メドレーガールズ
更衣室の前で私達は真由が出てくるのを待っていると、程なくして出てきた。連絡なしに来たからか、どこか浮かない表情だった。
「まーゆー!」
私とのんたんは学校で接するのと同じ様に声を揃えて真由を呼ぶが、今一つ反応がおかしい。
「急に訪ねていけなかった?」
「ううん」真由は首を横に振るけど、あまり嬉しくなさそうだ「見てたらわかるだろうけど、これが現状よ」
真由の言いたい事はすぐに分かった。プライドの高い真由は、チームでは一歩遅れを取っていることを知られたくなかったのだろう。
「そんなの関係ないよ」
「そうそう、真由は真由だよ」
学校にいるように、三人でじゃれあっていると、のんたんが目を付けた四人が私達をチラッと見て含み笑いをして前を通りすぎて行った。私はそれに対し言い様のない何かが沸き上がったが、そばにいた二人がそれを無言で止めてくれた。明らかに私達とは雰囲気が違う、真由もここではその中にいるのかと思うと何だか複雑な感じがした。
「それよりさ、あの子たちはみんな同じ中学なの?」
のんたんが真由に質問する。彼女が興味をもったものにはところ構わず聞くのはいつものことだ。

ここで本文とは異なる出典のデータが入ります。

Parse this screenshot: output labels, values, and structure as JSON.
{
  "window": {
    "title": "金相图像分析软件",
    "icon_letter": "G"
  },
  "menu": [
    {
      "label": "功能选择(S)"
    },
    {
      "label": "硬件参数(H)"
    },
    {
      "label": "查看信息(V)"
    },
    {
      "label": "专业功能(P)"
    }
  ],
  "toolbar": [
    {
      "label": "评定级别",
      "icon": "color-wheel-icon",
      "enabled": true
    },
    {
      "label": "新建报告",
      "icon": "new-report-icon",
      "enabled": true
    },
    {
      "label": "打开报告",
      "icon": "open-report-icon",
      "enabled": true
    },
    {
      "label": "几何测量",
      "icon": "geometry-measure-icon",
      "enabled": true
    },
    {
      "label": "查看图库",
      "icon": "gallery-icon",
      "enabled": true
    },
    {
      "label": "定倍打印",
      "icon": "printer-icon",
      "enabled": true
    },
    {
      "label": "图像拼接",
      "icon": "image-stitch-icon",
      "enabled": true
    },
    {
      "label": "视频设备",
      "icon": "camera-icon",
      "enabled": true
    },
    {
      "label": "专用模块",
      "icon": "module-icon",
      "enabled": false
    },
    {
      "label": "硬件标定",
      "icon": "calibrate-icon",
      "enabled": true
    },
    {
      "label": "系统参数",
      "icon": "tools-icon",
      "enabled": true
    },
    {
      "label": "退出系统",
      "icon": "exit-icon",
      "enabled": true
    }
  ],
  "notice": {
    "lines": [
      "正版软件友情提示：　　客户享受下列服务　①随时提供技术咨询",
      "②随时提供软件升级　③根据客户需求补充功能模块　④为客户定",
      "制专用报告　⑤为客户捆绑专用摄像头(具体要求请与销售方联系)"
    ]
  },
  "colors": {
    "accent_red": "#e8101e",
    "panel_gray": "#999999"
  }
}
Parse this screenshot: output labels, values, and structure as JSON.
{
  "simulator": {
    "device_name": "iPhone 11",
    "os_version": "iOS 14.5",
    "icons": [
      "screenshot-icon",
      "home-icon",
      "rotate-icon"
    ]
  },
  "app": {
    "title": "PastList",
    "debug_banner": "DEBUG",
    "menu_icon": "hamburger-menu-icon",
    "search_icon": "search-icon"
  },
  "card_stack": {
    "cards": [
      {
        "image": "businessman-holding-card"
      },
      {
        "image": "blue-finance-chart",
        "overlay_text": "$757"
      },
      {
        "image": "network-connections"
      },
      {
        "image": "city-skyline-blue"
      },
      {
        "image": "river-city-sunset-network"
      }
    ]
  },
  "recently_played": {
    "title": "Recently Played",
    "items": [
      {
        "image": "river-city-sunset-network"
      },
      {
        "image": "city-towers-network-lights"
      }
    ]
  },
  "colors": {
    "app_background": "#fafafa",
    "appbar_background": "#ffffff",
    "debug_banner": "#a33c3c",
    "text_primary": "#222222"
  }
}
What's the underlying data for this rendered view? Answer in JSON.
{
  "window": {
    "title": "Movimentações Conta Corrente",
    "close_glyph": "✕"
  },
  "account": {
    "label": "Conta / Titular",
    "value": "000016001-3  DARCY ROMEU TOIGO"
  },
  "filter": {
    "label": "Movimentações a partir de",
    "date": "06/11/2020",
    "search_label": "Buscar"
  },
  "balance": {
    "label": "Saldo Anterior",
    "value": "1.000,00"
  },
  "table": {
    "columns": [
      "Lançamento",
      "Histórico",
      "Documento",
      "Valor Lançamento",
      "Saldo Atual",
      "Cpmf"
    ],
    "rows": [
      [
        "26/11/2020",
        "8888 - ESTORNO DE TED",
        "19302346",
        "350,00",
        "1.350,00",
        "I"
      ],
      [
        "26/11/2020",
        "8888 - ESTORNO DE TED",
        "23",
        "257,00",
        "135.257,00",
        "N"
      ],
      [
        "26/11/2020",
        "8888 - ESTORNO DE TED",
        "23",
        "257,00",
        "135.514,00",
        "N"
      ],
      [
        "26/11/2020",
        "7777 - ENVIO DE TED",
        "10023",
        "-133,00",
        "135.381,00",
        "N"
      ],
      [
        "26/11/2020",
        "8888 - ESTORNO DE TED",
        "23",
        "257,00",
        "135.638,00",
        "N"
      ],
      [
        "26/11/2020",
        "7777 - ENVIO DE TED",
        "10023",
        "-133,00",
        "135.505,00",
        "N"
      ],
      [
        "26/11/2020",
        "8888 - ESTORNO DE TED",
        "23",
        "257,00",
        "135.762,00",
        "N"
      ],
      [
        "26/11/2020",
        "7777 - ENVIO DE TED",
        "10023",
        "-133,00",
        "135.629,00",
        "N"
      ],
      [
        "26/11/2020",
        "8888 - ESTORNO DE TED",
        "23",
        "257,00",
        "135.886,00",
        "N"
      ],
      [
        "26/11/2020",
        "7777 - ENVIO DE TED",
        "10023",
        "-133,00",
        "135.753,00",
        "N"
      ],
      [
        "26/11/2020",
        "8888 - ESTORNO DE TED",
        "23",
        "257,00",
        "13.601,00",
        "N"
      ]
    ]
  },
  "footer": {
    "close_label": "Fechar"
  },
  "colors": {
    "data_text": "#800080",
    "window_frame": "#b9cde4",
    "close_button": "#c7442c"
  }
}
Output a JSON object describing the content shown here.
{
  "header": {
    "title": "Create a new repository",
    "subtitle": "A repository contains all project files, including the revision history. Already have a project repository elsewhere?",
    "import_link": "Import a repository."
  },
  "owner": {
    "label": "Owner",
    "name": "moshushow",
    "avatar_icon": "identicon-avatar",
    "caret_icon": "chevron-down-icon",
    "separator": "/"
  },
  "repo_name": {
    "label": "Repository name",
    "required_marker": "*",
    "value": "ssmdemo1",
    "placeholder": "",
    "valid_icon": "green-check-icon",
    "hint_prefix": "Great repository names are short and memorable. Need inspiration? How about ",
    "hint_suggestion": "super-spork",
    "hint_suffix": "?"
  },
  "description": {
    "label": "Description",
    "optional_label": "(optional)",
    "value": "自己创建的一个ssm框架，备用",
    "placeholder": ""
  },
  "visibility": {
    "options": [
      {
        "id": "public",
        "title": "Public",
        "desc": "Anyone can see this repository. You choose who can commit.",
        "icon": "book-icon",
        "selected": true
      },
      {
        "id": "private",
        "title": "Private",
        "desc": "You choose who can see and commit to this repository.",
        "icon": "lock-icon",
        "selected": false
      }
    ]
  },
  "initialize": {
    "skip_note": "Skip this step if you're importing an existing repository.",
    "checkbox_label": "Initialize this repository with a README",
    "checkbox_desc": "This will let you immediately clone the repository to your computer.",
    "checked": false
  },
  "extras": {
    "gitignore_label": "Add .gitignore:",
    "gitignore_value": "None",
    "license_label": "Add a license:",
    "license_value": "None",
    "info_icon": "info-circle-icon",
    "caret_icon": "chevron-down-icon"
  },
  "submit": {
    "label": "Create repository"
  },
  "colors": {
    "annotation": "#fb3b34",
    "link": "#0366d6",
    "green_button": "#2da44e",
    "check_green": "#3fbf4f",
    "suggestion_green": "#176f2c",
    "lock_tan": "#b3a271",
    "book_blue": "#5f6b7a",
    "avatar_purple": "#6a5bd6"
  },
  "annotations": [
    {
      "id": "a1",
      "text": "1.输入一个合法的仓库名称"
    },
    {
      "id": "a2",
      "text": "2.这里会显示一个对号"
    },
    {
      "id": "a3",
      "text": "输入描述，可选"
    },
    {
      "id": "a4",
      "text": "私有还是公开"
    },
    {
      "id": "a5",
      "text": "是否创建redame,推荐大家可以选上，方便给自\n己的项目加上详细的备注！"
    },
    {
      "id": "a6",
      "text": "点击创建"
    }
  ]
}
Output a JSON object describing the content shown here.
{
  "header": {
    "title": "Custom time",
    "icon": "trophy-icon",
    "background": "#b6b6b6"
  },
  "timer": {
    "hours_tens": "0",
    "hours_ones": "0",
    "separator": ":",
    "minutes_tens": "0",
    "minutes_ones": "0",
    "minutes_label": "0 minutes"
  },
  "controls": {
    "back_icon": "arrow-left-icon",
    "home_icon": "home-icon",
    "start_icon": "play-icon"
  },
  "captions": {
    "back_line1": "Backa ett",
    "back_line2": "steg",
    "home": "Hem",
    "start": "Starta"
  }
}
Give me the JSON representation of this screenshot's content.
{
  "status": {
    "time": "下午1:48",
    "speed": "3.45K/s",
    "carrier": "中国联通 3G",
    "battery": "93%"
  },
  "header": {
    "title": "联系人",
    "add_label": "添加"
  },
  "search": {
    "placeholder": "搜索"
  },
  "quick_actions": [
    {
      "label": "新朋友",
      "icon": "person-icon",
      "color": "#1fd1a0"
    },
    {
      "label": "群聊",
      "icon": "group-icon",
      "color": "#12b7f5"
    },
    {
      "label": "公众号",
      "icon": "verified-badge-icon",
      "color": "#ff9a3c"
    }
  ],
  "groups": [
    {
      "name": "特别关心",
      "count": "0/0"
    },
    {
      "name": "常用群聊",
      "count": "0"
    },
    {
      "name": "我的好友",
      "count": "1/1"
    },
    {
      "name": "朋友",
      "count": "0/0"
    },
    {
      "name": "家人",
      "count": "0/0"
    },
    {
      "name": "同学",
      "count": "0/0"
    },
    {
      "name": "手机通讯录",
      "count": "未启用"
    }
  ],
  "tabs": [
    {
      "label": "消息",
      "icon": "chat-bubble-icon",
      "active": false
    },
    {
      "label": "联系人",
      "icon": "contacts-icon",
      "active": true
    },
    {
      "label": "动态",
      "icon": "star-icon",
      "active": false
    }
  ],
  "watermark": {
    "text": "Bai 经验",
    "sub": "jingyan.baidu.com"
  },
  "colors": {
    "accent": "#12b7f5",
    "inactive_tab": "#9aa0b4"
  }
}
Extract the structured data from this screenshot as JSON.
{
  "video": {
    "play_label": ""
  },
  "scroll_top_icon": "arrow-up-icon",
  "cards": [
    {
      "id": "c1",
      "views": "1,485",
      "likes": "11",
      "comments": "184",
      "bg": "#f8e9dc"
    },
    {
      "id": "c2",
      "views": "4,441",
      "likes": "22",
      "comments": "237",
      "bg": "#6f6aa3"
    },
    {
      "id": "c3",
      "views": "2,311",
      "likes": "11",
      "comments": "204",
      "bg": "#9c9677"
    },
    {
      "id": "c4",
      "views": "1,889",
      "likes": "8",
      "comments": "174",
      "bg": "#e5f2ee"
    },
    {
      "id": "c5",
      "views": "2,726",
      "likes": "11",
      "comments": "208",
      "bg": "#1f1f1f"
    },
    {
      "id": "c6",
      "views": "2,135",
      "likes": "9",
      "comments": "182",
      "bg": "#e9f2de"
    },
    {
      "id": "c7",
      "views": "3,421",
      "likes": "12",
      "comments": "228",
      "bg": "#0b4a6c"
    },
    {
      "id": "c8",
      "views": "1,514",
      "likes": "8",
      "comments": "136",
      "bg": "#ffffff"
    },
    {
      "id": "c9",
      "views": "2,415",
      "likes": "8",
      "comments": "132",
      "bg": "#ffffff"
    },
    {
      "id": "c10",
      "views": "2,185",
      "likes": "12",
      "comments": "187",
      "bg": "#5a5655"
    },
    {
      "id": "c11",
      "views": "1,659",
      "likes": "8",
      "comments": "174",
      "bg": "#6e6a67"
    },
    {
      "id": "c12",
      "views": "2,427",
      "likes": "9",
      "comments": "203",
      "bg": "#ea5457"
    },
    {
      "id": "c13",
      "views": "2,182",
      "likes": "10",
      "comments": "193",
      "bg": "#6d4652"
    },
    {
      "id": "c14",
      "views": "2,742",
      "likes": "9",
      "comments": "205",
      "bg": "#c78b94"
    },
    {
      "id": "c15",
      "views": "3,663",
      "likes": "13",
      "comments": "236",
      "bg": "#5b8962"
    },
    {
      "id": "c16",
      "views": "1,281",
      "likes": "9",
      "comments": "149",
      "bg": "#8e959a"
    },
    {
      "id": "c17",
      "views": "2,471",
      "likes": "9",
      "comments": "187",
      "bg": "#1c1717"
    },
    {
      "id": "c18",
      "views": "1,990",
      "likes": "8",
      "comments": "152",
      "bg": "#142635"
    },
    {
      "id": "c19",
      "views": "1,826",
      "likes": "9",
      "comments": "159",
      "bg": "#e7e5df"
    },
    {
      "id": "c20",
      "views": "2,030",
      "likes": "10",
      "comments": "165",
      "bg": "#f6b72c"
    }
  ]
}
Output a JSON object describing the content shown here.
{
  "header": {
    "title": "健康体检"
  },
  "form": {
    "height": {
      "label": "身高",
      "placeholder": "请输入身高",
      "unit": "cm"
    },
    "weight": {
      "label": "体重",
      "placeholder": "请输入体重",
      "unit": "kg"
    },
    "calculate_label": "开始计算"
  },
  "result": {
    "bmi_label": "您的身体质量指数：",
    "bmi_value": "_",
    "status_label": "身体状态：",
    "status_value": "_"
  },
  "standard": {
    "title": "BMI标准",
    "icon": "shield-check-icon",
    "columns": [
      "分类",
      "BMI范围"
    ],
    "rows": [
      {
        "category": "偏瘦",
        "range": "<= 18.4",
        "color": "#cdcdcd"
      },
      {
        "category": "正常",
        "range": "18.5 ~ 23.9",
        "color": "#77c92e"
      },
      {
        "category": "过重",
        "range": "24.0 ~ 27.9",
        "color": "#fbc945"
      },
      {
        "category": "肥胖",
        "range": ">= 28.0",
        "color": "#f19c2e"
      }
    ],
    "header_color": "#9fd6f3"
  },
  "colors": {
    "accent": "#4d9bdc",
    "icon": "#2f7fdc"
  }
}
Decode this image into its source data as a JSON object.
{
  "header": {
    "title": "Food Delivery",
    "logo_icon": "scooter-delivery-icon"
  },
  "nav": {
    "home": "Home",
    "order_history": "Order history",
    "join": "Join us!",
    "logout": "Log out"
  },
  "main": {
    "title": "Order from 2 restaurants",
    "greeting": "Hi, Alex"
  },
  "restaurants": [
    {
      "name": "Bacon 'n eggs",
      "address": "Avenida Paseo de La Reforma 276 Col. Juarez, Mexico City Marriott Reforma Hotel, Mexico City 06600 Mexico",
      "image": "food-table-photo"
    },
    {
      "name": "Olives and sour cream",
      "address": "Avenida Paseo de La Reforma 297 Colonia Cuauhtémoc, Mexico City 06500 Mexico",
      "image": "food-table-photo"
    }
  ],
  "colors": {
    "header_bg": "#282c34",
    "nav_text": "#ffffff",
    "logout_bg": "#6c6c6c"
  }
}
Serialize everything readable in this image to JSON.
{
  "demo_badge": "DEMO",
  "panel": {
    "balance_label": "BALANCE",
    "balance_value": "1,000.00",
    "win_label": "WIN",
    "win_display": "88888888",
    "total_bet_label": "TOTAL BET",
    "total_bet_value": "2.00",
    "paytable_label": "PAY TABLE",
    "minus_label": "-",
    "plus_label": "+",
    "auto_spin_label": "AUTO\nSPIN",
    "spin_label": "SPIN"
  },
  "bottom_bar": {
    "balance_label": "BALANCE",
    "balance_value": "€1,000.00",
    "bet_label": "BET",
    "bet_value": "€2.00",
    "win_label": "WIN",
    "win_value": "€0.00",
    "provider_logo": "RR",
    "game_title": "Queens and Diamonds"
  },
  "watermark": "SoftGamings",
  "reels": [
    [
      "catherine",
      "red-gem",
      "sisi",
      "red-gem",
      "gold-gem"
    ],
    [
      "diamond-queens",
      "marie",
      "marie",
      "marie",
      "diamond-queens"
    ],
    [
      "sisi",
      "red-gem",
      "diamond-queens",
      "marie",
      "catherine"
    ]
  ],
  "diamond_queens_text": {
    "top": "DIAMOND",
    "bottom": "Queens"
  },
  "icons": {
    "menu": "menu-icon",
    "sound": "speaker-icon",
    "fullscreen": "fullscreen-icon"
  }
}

「ううん、違うよ」四人の姿が見えなくなると真由はさっきの緊張が解けたかのように学校での顔に戻った。時にはのんたんの単刀直入が良い方向に転ぶ時がある。
「フリーの華枝とブレの菜々子が北中で、バックのリサとバタの梢が聖橋だけど」
のんたんはそれを聞いて表情が明るくなった。
「よかったぁ」
「よかったぁ?」
私と真由は揃ってのんたんの言葉を思わず繰り返した。
「4対0なら当然、3対1でも厳しいのに丁度半分だよ、これはラッキーだ」
のんたんの分析では、三年生の四人のうち三人以上が一つのチームで組まれたらアウトだ。これが上手く2対2で分かれたからラッキーだというのだ。
「厳しいのは変わりないけど、それなら勝負できるよ」のんたんはいつものかわいい笑顔を見せた「スッキリするには勝てばいいんだ、真由も、帆那も」
さっき感じた上から目線は私だけでなく、真由にも向けられていたことが初めてわかった。リレーは競泳における唯一のチーム競技だ。チームで繋がることがいかに大切かというのは転校の多いのんたんだからよく知っているのよと言わんばかりの顔だった。
「まだ2ヶ月もあるんだよ。最後になるかも知れないんだから、出来ることのすべてをやろうよ」
「最後ってどういうこと?」
「いや、そのぅ。負けたら終わりってことよ」
聡明な彼女の頭の中では理路整然としているのだろうけど、私達はのんたんが言った言葉の意味がわからなかった。これもいつものことなので、この時もそうだった――。